Primo sbaglio. Che però è il meno grave. La Costituzione non cita espressamente nessuna forma artistica. Si limita, e fa bene, a sancire nell’art. 33 che “L’arte e la scienza sono libere e libero ne è l’insegnamento”. Del resto, già l’art. 21 riconosceva implicitamente la medesima facoltà: “Tutti hanno diritto di manifestare liberamente il proprio pensiero con la parola, lo scritto e ogni altro mezzo di diffusione”.

Insomma: tutti possono esprimersi come vogliono e la tutela generale non entra nel merito del valore effettivo di ciò che ne scaturisce. Che siano vette della cultura o abissi dell’ignoranza, il principio è universale. Senza nessun criterio di valutazione. 

Ognuno giudicherà da sé. Per come è capace. O per come è stato indotto a fare dai modelli dominanti. 

A braccetto con gli imbonitori

Venditti insiste: «Abbiamo bisogno di questo, di essere riconosciuti, di dare dignità a De André e a Geolier, perché senza questa musica questo Paese non sarebbe stato come è, malgrado tutto unito».

Assurdo.

Uno: a De André non serve nessunissima legge, quand’anche al più alto livello, che gli dia “dignità”. Ce l’ha già. E il problema, semmai, è che lo si è talmente incensato da farne un santino che tutti esaltano ma che non tutti conoscono a fondo. Come invece meriterebbe.

Due: la “musica leggera”, ahinoi, è un calderone sterminato in cui si ritrova ogni sorta di proposta. Porcherie incluse. Anzi: porcherie prevalenti.

È qui l’errore decisivo. In cui precipita anche Antonello Venditti. È parlarne come se fosse una categoria omogenea, sia pure nel senso più estensivo del termine. 

Non lo è. Non lo è minimamente. 

Se davvero si vuole provare a invertire la rotta, rispetto all’andazzo attuale, la prima contromisura è farla finita con le versioni correnti. Stupide se in buona fede. Ciniche in caso contrario. 

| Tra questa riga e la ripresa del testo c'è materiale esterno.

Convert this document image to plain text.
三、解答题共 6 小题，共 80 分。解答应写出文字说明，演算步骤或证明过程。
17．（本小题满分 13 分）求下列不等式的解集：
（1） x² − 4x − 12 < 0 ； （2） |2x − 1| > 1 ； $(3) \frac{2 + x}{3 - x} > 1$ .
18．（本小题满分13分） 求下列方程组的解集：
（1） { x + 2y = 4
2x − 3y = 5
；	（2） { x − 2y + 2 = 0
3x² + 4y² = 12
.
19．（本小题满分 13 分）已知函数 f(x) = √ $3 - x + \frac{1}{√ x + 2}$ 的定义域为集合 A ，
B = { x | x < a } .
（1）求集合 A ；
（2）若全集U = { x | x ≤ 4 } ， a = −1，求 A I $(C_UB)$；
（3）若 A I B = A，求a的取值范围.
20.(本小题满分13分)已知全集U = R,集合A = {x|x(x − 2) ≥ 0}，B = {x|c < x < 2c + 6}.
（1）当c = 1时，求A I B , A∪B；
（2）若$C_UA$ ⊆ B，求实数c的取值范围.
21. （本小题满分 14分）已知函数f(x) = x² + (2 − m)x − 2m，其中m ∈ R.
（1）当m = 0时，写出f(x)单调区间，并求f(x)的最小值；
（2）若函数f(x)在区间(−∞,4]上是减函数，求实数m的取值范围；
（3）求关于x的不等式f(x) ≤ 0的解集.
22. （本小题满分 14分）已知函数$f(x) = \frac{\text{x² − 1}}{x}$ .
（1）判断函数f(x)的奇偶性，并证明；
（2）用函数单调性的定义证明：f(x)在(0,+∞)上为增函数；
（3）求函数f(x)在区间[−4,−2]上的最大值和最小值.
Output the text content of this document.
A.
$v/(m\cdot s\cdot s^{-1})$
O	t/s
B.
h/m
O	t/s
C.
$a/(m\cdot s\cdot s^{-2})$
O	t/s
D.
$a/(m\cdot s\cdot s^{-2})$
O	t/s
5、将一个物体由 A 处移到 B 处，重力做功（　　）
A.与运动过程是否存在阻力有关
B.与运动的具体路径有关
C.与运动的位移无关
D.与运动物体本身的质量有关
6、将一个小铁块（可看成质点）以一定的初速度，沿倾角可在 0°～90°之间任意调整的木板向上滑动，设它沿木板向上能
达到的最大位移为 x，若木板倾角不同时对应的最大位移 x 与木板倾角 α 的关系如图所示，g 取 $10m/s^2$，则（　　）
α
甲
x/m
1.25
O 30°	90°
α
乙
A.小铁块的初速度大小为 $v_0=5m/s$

Quella che va spazzata via è l’illusione che in campo artistico, e culturale, sia tutto all’incirca sullo stesso piano. E che, perciò, non ci sia alcun motivo di domandarsi se quello che ci attrae abbia valore oppure no.

La Costituzione non c’entra. La chiave di volta è altrove. 

È nella rigenerazione del mondo editoriale, a tutti i livelli. È nello smetterla di andare a braccetto con ogni sorta di imbonitori, strizzando l’occhio al pubblico per ingannarlo meglio. E assicurarsi la propria fetta, o fettina, di notorietà e profitti.

Bisogna tornare a dirlo. A dirlo con la massima chiarezza: ognuno è libero di scegliere come gli pare, ma ha anche il dovere di sapere che accidenti di roba è, quella che lo delizia.

Continua pure a ingozzarti nei fast food, ma prendi atto che mangiare bene, e sano, è tutta un’altra cosa.